Oh, fukking hell. Craig tensed, sending muscles into painful spasms. They weren't kidding about the organs.

"… would bring us a tidy profit," Doc agreed, "consider two things." Even through the pain, Doc sounded terrifyingly reasonable. Craig tried to crawl away, but another kick from Cho dropped him flat on the deck. "All right, three points. One, stop bruising the merchandise. And two, at this point in the proceedings, I have to reiterate that Nadayki could be talking out of his ass. He says he can get through the last layer on his own, but you have no reason to trust that and every reason to believe it's what he wants you to believe to maintain his place in the crew. It might be wise to keep Mr. Ryder around until the job is done."

Cho snorted. "In case Nadayki is, as you say, talking out of his ass."

"As far as his organs are concerned, a few more hours will make no difference."

"And your third point?"

"Ryder's crew. No one gives a shit if you kill a prisoner, but you can't kill a member of the crew for puking."

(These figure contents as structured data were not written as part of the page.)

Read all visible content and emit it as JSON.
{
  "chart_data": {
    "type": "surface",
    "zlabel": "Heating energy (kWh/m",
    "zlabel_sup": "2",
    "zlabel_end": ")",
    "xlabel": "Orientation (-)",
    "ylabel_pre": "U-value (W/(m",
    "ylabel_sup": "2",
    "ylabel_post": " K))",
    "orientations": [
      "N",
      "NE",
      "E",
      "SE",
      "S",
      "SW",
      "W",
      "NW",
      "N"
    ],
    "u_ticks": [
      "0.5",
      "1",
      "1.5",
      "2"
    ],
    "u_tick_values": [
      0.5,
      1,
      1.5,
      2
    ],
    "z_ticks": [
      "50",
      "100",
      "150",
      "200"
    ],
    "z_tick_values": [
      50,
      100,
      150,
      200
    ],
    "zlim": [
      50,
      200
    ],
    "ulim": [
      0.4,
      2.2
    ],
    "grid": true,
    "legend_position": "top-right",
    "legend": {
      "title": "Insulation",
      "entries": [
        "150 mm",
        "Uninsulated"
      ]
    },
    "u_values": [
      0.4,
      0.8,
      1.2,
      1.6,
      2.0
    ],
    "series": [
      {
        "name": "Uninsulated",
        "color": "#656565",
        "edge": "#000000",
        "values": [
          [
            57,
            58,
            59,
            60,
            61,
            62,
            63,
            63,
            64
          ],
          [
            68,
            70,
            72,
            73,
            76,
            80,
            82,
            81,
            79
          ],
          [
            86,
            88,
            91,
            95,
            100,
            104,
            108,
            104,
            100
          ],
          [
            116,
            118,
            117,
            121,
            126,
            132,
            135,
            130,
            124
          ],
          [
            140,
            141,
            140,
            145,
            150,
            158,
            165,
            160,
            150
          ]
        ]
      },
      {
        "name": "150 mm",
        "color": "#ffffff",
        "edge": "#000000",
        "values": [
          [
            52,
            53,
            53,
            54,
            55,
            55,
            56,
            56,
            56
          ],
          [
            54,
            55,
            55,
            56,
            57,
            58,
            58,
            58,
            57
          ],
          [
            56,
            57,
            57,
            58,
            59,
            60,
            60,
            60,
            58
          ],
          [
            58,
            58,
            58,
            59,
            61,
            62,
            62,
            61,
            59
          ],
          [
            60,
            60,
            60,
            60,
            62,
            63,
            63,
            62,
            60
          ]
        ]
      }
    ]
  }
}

"Doc's right, Captain." Huirre sounded pretty much exactly the way Craig imagined a man caught between a rock and a hard place would sound. "I mean, you've got to keep discipline, sure, but if puking's a killing offense, whole crew'd be dead a couple of times by now."

"I can kill anyone I want to!"

"Yeah, but…"

Craig cracked the eye again. Huirre was looking to Doc for support. Surprisingly, he got it.

"You can kill anyone you want to," Doc agreed. "But that's not a philosophy people will follow, and you need a minimum of four crew to keep the Heart of Stone profitable."

Huirre shifted nervously back and forth, toes flexing against the deck, but it seemed that Cho was actually thinking about what Doc had said. From anyone else, the observation would have sounded like a threat, but it hadn't taken Craig long to learn that Doc didn't make threats.

Breathing shallowly, one arm wrapped around the newly rebruised ribs, Craig began to relax. He didn't want to die and now, it seemed as if he might get through this little adventure in one piece. Not counting the pieces of his gut he'd already hurled to the deck down in the pod.

"You're right," Cho said at last. "If Ryder's crew, he gets treated like crew. Nadayki could be full of shit about his chances of getting through that last bit of code, and he could be bullshitting about Ryder doing this…"

The toe of his boot jabbed the bruise rising from the earlier kicks. Pain surged out from the contact like waves of flame. In its wake, his body felt burned.

"… to himself, but maybe he isn't. Maybe Ryder's worried that once he gets me into that armory we won't need him anymore, so he's fukking around. Fukking around delays the payout to the crew. We can't have that." Cho sounded pleased with himself.